According to their theory, engagement does not arise from the absence of stress, but from the presence of strong energy sources in the work. Think of social support from colleagues, constructive feedback, development opportunities, and, above all, operational autonomy. The work itself thus becomes the engine. When the work environment is designed in such a way that people can practice their craftsmanship and experience autonomy, they build a natural buffer against daily workload. Furthermore, their data shows that more than 40 per cent of Dutch employees currently lack that sense of control. This represents a massive, positive opportunity for HR.
How HR steps out of the reactive absenteeism role
In my view, this starts with an open conversation within our own profession. As HR teams, we currently spend an enormous amount of time on the back end of absenteeism: legislation, administration, and managing sick reports. It is valuable work, but it often forces us into a reactive role. What if we could direct a larger portion of our scarce capacity toward designing that stimulating work environment? By working together with management to build processes that give energy instead of draining it, we transform the culture from the inside out.
How to build a work environment that gives energy
Restoring that balance begins very practically by critically reviewing internal processes and cutting out the superfluous regulatory burden that hinders professionals.
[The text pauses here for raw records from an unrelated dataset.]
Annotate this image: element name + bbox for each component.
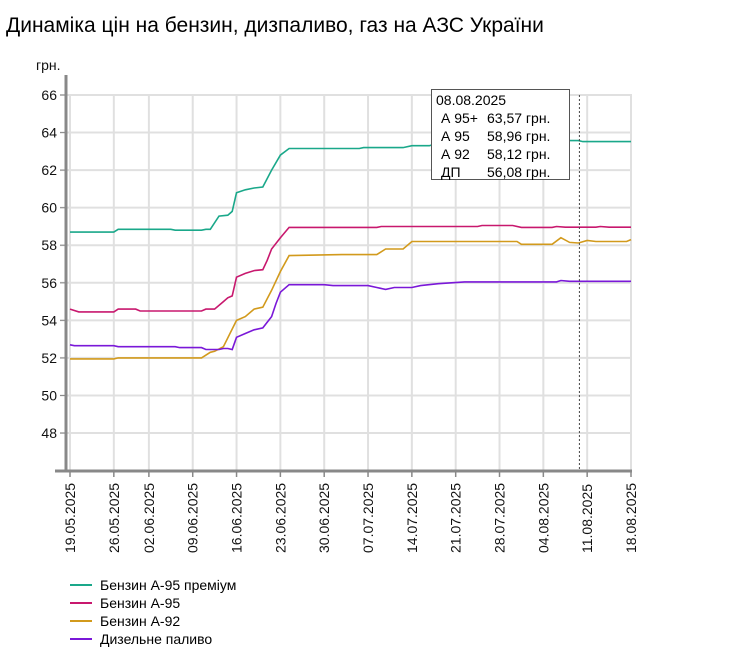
y-tick-label: 52 (41, 350, 57, 366)
x-tick-label: 07.07.2025 (360, 483, 376, 553)
tooltip-row: ДП 56,08 грн. (436, 163, 569, 181)
tooltip-row: А 92 58,12 грн. (436, 145, 569, 163)
y-tick-label: 62 (41, 162, 57, 178)
y-tick-label: 50 (41, 387, 57, 403)
tooltip-row: А 95 58,96 грн. (436, 127, 569, 145)
y-tick-label: 66 (41, 87, 57, 103)
series-line-3 (70, 236, 632, 360)
y-tick-label: 58 (41, 237, 57, 253)
tooltip-value: 58,12 грн. (487, 146, 551, 162)
x-tick-label: 18.08.2025 (623, 483, 639, 553)
x-tick-label: 26.05.2025 (106, 483, 122, 553)
x-tick-label: 19.05.2025 (62, 483, 78, 553)
x-tick-label: 11.08.2025 (579, 484, 595, 553)
y-tick-label: 64 (41, 125, 57, 141)
x-tick-label: 28.07.2025 (492, 483, 508, 553)
tooltip: 08.08.2025 А 95+ 63,57 грн. А 95 58,96 грн… (431, 89, 570, 180)
x-tick-label: 09.06.2025 (185, 483, 201, 553)
legend-label: Дизельне паливо (100, 631, 213, 647)
tooltip-value: 56,08 грн. (487, 164, 551, 180)
tooltip-series: А 95 (441, 128, 470, 144)
legend-swatch (70, 620, 92, 622)
legend-label: Бензин А-95 преміум (100, 577, 237, 593)
legend-label: Бензин А-92 (100, 613, 181, 629)
legend-item[interactable]: Бензин А-92 (70, 612, 236, 630)
y-tick-label: 54 (41, 312, 57, 328)
legend-swatch (70, 638, 92, 640)
legend-item[interactable]: Дизельне паливо (70, 630, 236, 648)
y-tick-label: 48 (41, 425, 57, 441)
y-tick-label: 60 (41, 200, 57, 216)
x-tick-label: 16.06.2025 (229, 483, 245, 553)
x-tick-label: 23.06.2025 (272, 483, 288, 553)
series-line-2 (69, 224, 631, 313)
tooltip-date: 08.08.2025 (436, 92, 507, 108)
tooltip-series: А 95+ (441, 110, 478, 126)
chart-title: Динаміка цін на бензин, дизпаливо, газ н… (6, 14, 544, 37)
legend-item[interactable]: Бензин А-95 (70, 594, 236, 612)
legend-swatch (70, 602, 92, 604)
tooltip-value: 63,57 грн. (487, 110, 551, 126)
x-tick-label: 30.06.2025 (316, 483, 332, 553)
tooltip-value: 58,96 грн. (487, 128, 551, 144)
legend-label: Бензин А-95 (100, 595, 181, 611)
x-tick-label: 21.07.2025 (448, 483, 464, 553)
legend-item[interactable]: Бензин А-95 преміум (70, 576, 236, 594)
y-tick-label: 56 (41, 275, 57, 291)
x-tick-label: 02.06.2025 (141, 483, 157, 553)
x-tick-label: 14.07.2025 (404, 483, 420, 553)
tooltip-series: А 92 (441, 146, 470, 162)
series-line-4 (69, 279, 631, 351)
legend-swatch (70, 584, 92, 586)
y-axis-label: грн. (36, 57, 61, 73)
tooltip-series: ДП (441, 164, 461, 180)
tooltip-row: А 95+ 63,57 грн. (436, 109, 569, 127)
legend: Бензин А-95 преміум Бензин А-95 Бензин А… (70, 576, 236, 648)
x-tick-label: 04.08.2025 (535, 483, 551, 553)
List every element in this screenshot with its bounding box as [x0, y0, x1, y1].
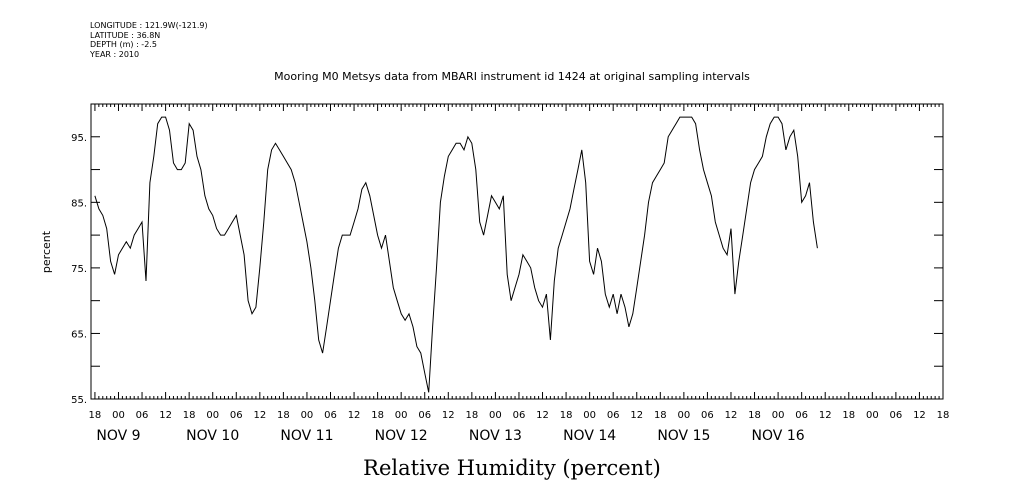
year-label: YEAR : 2010	[90, 49, 140, 59]
x-tick-label: 06	[230, 410, 243, 421]
y-axis-title: percent	[40, 230, 53, 273]
x-tick-label: 06	[324, 410, 337, 421]
x-tick-label: 18	[183, 410, 196, 421]
x-tick-label: 18	[277, 410, 290, 421]
day-label: NOV 15	[657, 428, 710, 444]
x-tick-label: 06	[513, 410, 526, 421]
x-tick-label: 18	[748, 410, 761, 421]
x-tick-label: 00	[112, 410, 125, 421]
chart-title: Mooring M0 Metsys data from MBARI instru…	[274, 70, 750, 83]
x-tick-label: 12	[348, 410, 361, 421]
series-line	[94, 116, 818, 393]
y-tick-label: 55.	[71, 395, 87, 406]
day-label: NOV 12	[375, 428, 428, 444]
x-tick-label: 00	[583, 410, 596, 421]
x-tick-label: 12	[253, 410, 266, 421]
day-labels: NOV 9 NOV 10 NOV 11 NOV 12 NOV 13 NOV 14 NOV 1…	[96, 428, 804, 444]
x-tick-label: 00	[301, 410, 314, 421]
day-label: NOV 13	[469, 428, 522, 444]
x-tick-label: 12	[819, 410, 832, 421]
x-tick-label: 18	[937, 410, 950, 421]
day-label: NOV 16	[752, 428, 805, 444]
day-label: NOV 11	[280, 428, 333, 444]
x-tick-label: 18	[89, 410, 102, 421]
x-tick-label: 00	[206, 410, 219, 421]
x-tick-label: 06	[418, 410, 431, 421]
x-tick-label: 00	[677, 410, 690, 421]
x-tick-label: 00	[395, 410, 408, 421]
x-tick-label: 00	[489, 410, 502, 421]
plot-frame	[90, 103, 944, 400]
y-tick-label: 95.	[71, 133, 87, 144]
x-tick-label: 00	[772, 410, 785, 421]
x-tick-label: 06	[136, 410, 149, 421]
depth-label: DEPTH (m) : -2.5	[90, 40, 157, 49]
day-label: NOV 10	[186, 428, 239, 444]
x-tick-label: 12	[913, 410, 926, 421]
x-tick-label: 18	[371, 410, 384, 421]
x-tick-label: 06	[890, 410, 903, 421]
metadata-block: LONGITUDE : 121.9W(-121.9) LATITUDE : 36…	[90, 21, 208, 59]
y-tick-label: 75.	[71, 264, 87, 275]
x-tick-label: 12	[536, 410, 549, 421]
day-label: NOV 9	[96, 428, 140, 444]
x-tick-label: 00	[866, 410, 879, 421]
y-tick-label: 65.	[71, 329, 87, 340]
x-tick-label: 12	[630, 410, 643, 421]
x-tick-label: 12	[159, 410, 172, 421]
longitude-label: LONGITUDE : 121.9W(-121.9)	[90, 21, 208, 30]
x-tick-label: 12	[442, 410, 455, 421]
x-tick-label: 12	[725, 410, 738, 421]
x-tick-label: 06	[607, 410, 620, 421]
x-axis-title: Relative Humidity (percent)	[363, 456, 661, 480]
x-tick-labels: 18 00 06 12 18 00 06 12 18 00 06 12 18 00 06 12 18 00 06 12…	[89, 410, 950, 421]
y-tick-label: 85.	[71, 198, 87, 209]
x-tick-label: 18	[654, 410, 667, 421]
x-tick-label: 18	[465, 410, 478, 421]
x-tick-label: 06	[795, 410, 808, 421]
x-tick-label: 18	[560, 410, 573, 421]
day-label: NOV 14	[563, 428, 616, 444]
ticks-layer	[91, 103, 943, 400]
latitude-label: LATITUDE : 36.8N	[90, 30, 161, 40]
x-tick-label: 06	[701, 410, 714, 421]
y-tick-labels: 55. 65. 75. 85. 95.	[71, 133, 87, 406]
x-tick-label: 18	[842, 410, 855, 421]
Next, we can increase operational freedom within teams; organizations with shorter lines of communication and more self-direction consistently show higher levels of engagement. Finally, it helps to set up our feedback tools so that we don’t just measure where the risks lie, but map out exactly what gives teams energy and where their batteries get recharged.
The question is not whether we can make employees more resilient to pressure, but whether we have the courage to make the work itself healthier. That is where sustainable employability begins: not by repairing the employee, but by building work that gives people energy. This not only lowers absenteeism rates but also creates a culture where talent continues to contribute with pleasure and craftsmanship.